The Phantom is based on real architecture
The Paris Opera House really does have a small lake in its basement. There are dressing-room mirrors that swing open to reveal secret passages. Leroux used these real features in his story.
He spent his inheritance in months
Leroux inherited a fortune from his father and managed to spend almost all of it within a few months on a wild lifestyle. He had to take a journalist job to support himself afterward.
Lon Chaney made the Phantom famous
A 1925 silent Hollywood film of The Phantom of the Opera starred Lon Chaney with a famously horrifying mask reveal. The film made the story internationally famous, more than the book itself.
The musical is a giant
The 1986 Andrew Lloyd Webber musical of The Phantom of the Opera is one of the longest-running and most successful musicals in history. Over 145 million people have seen it.

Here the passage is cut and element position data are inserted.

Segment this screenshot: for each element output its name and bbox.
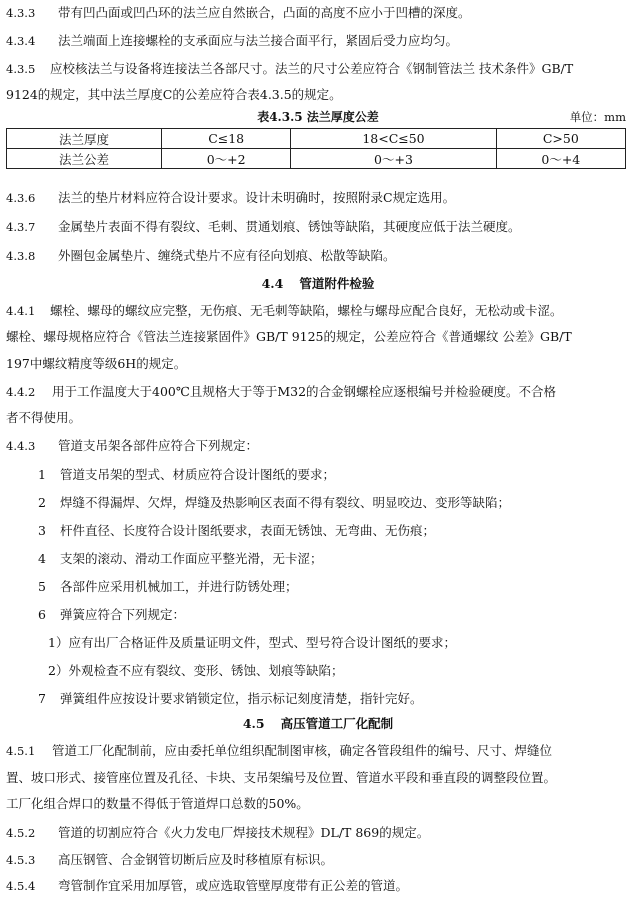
clause-text: 应校核法兰与设备将连接法兰各部尺寸。法兰的尺寸公差应符合《钢制管法兰 技术条件》GB/T — [50, 61, 574, 76]
table-unit: 单位：mm — [569, 110, 626, 124]
section-heading-4-4 — [0, 273, 636, 295]
clause-4-4-3 — [0, 435, 636, 457]
list-item-4 — [0, 548, 636, 570]
clause-text: 螺栓、螺母的螺纹应完整，无伤痕、无毛刺等缺陷，螺栓与螺母应配合良好，无松动或卡涩。 — [50, 303, 563, 318]
list-item-number: 6 — [38, 607, 46, 622]
clause-continuation: 工厂化组合焊口的数量不得低于管道焊口总数的50%。 — [6, 796, 309, 811]
clause-4-5-1 — [0, 740, 636, 762]
clause-4-3-7 — [0, 216, 636, 238]
clause-continuation: 置、坡口形式、接管座位置及孔径、卡块、支吊架编号及位置、管道水平段和垂直段的调整段位置。 — [6, 770, 557, 785]
table-cell: 法兰厚度 — [7, 129, 162, 149]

He wrote dozens of other books
Most people only know the Phantom, but Leroux wrote over 30 novels, mostly mysteries. He's still considered one of the masters of early French detective fiction.
Good questions, answered
Gaston Leroux FAQ
Is the Paris Opera House real?+
Yes! The Palais Garnier in Paris is the famous opera house in the story. It really does have a small lake in its basement (built to manage groundwater) and many mysterious-feeling hidden corners. Leroux used the real architecture.
Is the Phantom scary?+
He's more lonely and tragic than scary. He looks frightening, but he's actually a brilliant musician who's been rejected his whole life. The Worldly version handles his appearance gently for ages 10 and up.
What age is the Phantom good for?+
The Worldly version is adapted for ages 10 and up. The original has some dramatic and disturbing moments that work better for older readers.
Is the musical the same as the book?+
Mostly, but with differences. The musical (1986) is a romantic tragedy with famous songs. The book is more of a mystery, told partly through letters and police reports. Both work, and the Phantom has the same heart in each.
Why is the book so short and famous?+
Leroux wrote vivid, fast, dramatic prose because he'd been a journalist. The story moves fast and is full of memorable images. That's part of why it has lasted 100+ years and inspired so many adaptations.